Post-summit election?

In recent days, the message from the LDP’s leaders has been that the government is considering calling a general election later in 2008, following the G8 summit to be held in Hokkaido in July.

Nikai Toshihiro, chairman of the LDP’s executive council, argued in a speech in Osaka on Saturday for a post-summit election, suggesting that a successful summit will put the government in a strong position from which to ask the people for a new mandate.

Prime Minister Fukuda, meanwhile, in a press conference on Friday dismissed the notion of an early election, insisting that his first priorities are getting the budget passed and successfully hosting the G8 (as well as the passage of a permanent law on JSDF dispatch). He also suggested that a cabinet reshuffle remains an option as a way to break the political deadlock, although it is unclear to me how a new cabinet lineup would make much difference. Is there a lineup that the prime minister could assemble that would (a) be free to corruption and a tendency for inappropriate remarks (such as Hatoyama Kunio’s friend-of-a-friend Al Qaeda member remark, which the prime minister recently called “interesting”) and (b) lead the public to rally to the government’s side in its showdown with the DPJ?

There is no magic bullet for resolving the divided Diet. A general election certainly won’t do it, seeing as how it would most likely deprive the government of its supermajority without giving the DPJ a majority, meaning that I still don’t buy talk of a general election in 2008. Note that in his remarks, Mr. Fukuda was careful to note that it would depend on the political situation following the G8 summit. And then it will depend on the political situation following the 2008 extraordinary session of the Diet. And then, before you know it, it will be September 2009.

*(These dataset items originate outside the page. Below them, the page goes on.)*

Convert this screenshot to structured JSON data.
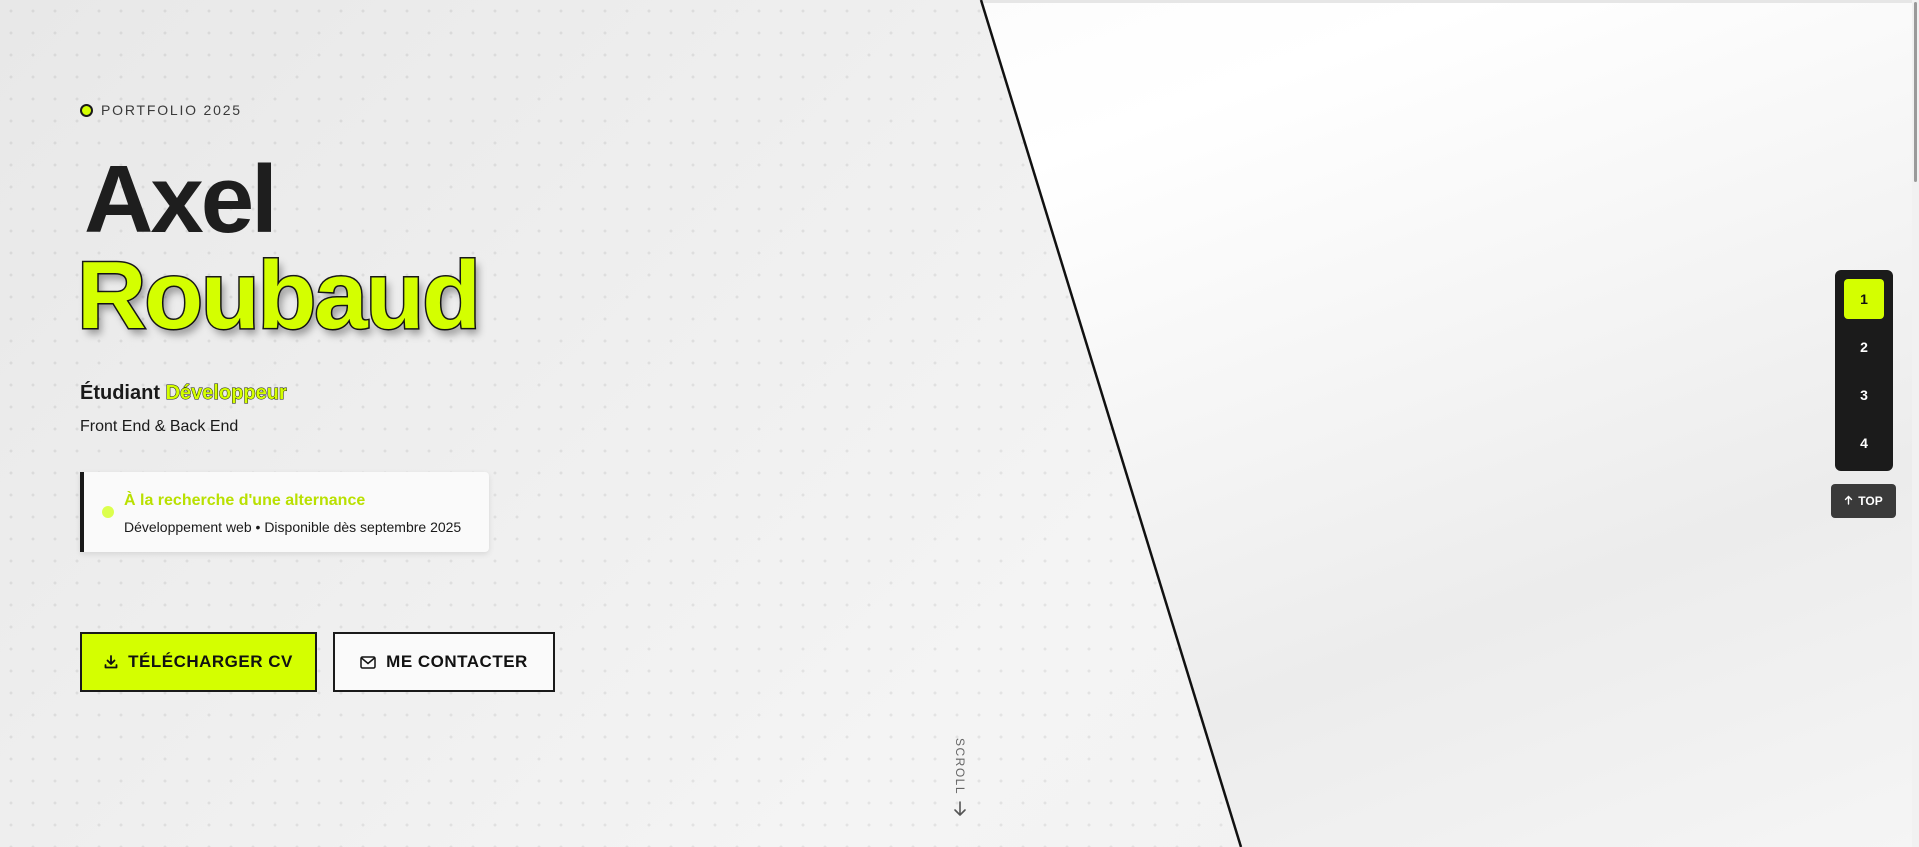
{
  "hero": {
    "eyebrow": "PORTFOLIO 2025",
    "first_name": "Axel",
    "last_name": "Roubaud",
    "role_prefix": "Étudiant",
    "role_accent": "Développeur",
    "stack": "Front End & Back End"
  },
  "status": {
    "title": "À la recherche d'une alternance",
    "subtitle": "Développement web • Disponible dès septembre 2025"
  },
  "buttons": {
    "download_cv": "TÉLÉCHARGER CV",
    "contact": "ME CONTACTER"
  },
  "scroll": {
    "label": "SCROLL"
  },
  "side_nav": {
    "items": [
      "1",
      "2",
      "3",
      "4"
    ],
    "active": "1",
    "top_label": "TOP"
  },
  "colors": {
    "accent": "#d4ff00",
    "dark": "#1b1b1b",
    "status_title": "#b9e000"
  },
  "icons": {
    "download": "download-icon",
    "contact": "mail-icon",
    "scroll": "arrow-down-icon",
    "top": "arrow-up-icon"
  }
}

Mr. Fukuda and the LDP have little choice but to continue to do what they’ve been doing: pressuring the DPJ to cooperate but preparing to overrule the Upper House as necessary. Granted, the LDP might not want to use Mr. Mori as its hatchet man for attacking the DPJ, but the principle remains. Barring any major swings in public opinion, the current situation will likely hold for some time. The government may not make much progress on dealing with national issues, but we may be about to discover how long the Japanese people are willing to tolerate gridlock in the Diet.